Just imagine a simple situation, when you randomly sample four numbers in 0-1000, it is possible that they are four similar numbers, like 10, 20, 30, 40, but if you randomly sample a number in 0-250 and 250-500, 500-750, 750-1000 respectively, you will definitely get 4 numbers with more uniform distribution.

And our ablation study in Section 3.3 of the paper and Figure 3(d) verifies this theory.

StarCycle commented 2 months ago

Hi @tengjiayan20,

Thanks for your response! But I am still curious:

when you randomly sample four numbers in 0-1000, it is possible that they are four similar numbers, like 10, 20, 30, 40,

Why will it happen? Is it a specific problem of your cluster, or it's a common problem (if so, did someone ask it at StackOverflow or somewhere else)?

For data parallelism, you can let the main process sample multiple seeds and send the seeds to other processes. And you will still get "similar numbers"?

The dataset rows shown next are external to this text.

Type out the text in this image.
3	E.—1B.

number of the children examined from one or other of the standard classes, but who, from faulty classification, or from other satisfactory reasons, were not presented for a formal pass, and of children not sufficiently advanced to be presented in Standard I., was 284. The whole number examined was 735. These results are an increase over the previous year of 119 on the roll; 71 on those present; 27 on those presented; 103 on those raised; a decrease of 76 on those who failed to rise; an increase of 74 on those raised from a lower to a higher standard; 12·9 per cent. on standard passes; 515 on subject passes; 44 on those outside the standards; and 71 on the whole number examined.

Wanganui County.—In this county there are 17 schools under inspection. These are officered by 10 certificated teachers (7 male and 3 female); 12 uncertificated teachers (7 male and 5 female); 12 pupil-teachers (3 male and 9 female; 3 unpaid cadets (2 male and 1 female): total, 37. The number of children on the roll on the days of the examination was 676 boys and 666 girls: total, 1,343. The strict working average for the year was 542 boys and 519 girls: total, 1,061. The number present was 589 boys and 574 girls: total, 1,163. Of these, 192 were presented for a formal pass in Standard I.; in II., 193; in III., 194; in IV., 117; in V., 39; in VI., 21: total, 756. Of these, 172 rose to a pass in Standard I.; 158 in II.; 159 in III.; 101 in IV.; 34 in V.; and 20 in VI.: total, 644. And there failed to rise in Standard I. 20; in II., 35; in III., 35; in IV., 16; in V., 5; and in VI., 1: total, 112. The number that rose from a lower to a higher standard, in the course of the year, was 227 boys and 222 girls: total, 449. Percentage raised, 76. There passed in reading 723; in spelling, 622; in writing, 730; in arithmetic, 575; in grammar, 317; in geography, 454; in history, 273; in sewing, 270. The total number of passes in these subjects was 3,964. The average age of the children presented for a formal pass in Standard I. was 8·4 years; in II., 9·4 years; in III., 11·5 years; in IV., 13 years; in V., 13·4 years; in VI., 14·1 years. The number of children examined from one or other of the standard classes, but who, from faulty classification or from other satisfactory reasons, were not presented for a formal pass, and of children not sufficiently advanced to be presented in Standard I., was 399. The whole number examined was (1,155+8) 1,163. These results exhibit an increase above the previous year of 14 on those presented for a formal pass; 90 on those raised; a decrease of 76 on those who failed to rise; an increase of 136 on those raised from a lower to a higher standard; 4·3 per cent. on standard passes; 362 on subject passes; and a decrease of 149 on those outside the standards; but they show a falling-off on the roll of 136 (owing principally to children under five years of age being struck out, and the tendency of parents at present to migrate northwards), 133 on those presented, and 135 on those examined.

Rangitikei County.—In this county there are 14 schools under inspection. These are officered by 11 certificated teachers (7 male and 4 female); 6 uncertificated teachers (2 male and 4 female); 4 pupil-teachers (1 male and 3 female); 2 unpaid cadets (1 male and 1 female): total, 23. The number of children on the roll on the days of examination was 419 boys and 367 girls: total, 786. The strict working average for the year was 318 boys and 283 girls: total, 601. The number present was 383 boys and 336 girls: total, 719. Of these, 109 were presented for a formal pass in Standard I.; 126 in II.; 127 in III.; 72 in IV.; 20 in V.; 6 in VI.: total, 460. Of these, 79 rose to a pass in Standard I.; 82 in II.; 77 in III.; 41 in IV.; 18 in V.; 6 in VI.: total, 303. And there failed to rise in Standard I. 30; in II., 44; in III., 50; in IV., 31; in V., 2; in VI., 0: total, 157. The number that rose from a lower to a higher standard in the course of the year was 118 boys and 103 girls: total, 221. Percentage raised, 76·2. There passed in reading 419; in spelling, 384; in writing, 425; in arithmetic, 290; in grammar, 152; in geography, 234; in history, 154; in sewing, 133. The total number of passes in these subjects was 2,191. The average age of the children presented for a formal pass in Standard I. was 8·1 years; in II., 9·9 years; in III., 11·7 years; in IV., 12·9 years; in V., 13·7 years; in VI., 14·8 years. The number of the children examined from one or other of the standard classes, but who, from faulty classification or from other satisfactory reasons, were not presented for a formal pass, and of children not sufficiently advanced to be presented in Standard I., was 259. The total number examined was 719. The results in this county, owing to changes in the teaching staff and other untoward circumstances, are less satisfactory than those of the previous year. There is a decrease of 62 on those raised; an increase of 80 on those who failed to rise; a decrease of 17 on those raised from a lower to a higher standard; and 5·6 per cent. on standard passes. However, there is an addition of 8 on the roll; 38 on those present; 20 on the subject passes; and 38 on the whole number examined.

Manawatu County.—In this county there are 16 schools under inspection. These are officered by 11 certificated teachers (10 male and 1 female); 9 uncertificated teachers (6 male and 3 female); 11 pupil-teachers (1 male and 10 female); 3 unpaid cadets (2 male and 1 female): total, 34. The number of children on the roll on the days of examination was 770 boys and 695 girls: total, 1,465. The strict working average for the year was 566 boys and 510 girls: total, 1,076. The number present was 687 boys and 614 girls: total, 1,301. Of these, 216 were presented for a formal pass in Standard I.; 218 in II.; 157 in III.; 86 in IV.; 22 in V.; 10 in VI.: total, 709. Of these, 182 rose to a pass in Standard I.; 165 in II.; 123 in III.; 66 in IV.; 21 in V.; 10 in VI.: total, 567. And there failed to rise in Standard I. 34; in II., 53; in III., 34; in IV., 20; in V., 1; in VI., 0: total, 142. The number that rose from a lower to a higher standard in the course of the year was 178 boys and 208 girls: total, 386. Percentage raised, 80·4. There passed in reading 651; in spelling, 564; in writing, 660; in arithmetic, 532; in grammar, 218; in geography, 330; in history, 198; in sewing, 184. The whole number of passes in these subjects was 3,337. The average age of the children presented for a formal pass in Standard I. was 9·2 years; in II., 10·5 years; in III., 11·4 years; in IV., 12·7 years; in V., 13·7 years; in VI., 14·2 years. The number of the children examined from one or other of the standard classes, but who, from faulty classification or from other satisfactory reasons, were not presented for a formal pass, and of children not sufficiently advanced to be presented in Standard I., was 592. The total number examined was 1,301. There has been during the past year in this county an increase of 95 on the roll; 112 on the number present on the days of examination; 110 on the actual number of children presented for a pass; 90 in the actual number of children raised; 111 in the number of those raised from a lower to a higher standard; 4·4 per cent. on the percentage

tengjiayan20 commented 2 months ago

Here, "similar numbers" only refers to an extreme case with a lower probability. What I mean is that uniform sampling in each interval is equivalent to adding an additional prior condition (i.e. segmentation) to the uniform sampling within 0-1000. This operation will make the sampled time steps more uniform, and the value of the diffusion training loss is more sensitive to the time step, so doing this can stabilize the training.

StarCycle commented 2 months ago

I see. Thanks for this answer.